In a democratic society government is supposed to serve the needs of every member of that society. There are two models for such societies, Both involve capitalism. The social democratic societies, such as in Scandinavia, temper the profit motive so as to restrict the massive inequities and ensure that health, education, security and opportunity is available to all. They do this by a system of taxation that succeeds in narrowing the gap between the haves and the have-nots so that a significant proportion of the population is not in trouble.
In the United States where capitalism is given a much freer rein there is the possibility of the profit motive getting so out of hand that those on top are enriched at the expense of those left behind, That is "wild capitalism". The recent run of failures of formerly very profitable corporations are a prime example of that, and how painful it is for those who are ultimately victimized by it. Victimhood is the characteristic feature of psychopathy.
A corporation has been endowed with personhood by the Supreme Court. It is not a person but it is run by persons. If the ethical standards of those at the top fail to maintain a certain level of social responsibility, the result is the insidious onset of corporate psychopathic behavior. A few get very rich and the others wake up one day to find themselves abandoned by the institution they trusted. We now have to take into account the corporation as a psychopathic entity outfitting all prior attempts on the part of governmental regulating agencies to control its behavior. A reactionary government succumbing to corporate power colludes in this happening by weakening regulatory controls, In his book "The Corporation", Joel Bakan offers a thorough account of corporate psychopathy,
The damage in human terms resulting from psychopathic behavior, individual or corporate, leaves a destructive trail behind. The individual psychopath contaminates whatever circle he moves in. Corporate psychopathy contaminates the government which is responsible for setting certain ethical limits to corporate behavior. Excessive lobbying and financial largesse influences those who make the laws and those who have the responsibility for executing the laws.
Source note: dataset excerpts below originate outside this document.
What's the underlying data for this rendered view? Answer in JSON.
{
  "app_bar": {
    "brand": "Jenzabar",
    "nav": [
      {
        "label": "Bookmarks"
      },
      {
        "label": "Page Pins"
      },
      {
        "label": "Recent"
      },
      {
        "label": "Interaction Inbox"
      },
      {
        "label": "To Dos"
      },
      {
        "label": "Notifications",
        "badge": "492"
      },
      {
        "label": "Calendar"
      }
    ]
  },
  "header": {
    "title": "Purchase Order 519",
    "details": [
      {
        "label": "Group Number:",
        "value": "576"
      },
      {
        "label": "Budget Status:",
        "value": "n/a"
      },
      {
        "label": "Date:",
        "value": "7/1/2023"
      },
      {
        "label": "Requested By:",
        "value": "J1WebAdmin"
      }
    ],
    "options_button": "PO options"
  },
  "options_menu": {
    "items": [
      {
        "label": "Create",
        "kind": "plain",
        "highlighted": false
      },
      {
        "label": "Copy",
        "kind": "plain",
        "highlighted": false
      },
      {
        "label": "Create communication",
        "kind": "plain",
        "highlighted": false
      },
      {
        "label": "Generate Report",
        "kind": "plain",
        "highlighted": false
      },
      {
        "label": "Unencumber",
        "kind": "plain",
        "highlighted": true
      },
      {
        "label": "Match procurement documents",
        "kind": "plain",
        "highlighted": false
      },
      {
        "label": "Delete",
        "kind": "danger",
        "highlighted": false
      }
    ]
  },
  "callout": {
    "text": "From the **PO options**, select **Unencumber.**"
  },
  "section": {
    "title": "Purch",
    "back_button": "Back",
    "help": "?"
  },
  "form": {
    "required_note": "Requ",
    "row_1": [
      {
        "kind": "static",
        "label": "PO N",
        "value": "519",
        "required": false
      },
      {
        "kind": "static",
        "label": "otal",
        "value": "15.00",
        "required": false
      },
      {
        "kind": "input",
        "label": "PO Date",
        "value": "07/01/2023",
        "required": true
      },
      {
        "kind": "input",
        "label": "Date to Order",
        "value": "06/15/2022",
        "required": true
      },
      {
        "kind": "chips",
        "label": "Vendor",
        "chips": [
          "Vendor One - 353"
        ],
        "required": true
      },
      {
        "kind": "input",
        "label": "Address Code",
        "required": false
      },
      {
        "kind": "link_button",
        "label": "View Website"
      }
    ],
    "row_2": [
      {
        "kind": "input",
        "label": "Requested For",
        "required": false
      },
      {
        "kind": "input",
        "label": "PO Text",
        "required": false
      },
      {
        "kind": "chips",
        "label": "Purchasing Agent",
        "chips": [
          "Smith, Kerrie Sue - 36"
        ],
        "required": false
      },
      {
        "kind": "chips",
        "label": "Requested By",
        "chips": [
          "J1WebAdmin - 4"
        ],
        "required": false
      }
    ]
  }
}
The title of Hervey Cleckley's classic volume, "The Mask of Sanity," says it all. The psychopath is someone who seems comfortable with himself and his surroundings, often of superior intelligence, capable of turning on the charm said generally creating a positive impression. The problem is it's all fake. There is no genuine empathy, no sense of responsibility or concern for anyone but himself. We are no witnessing large scale corporate and political corruption being unmasked. Money churned out by corporate psychopathy has influenced legislative and executive functions to the point where the former has surrendered its unique power to declare war and the latter to begin a war based on falsehoods fed to the American public.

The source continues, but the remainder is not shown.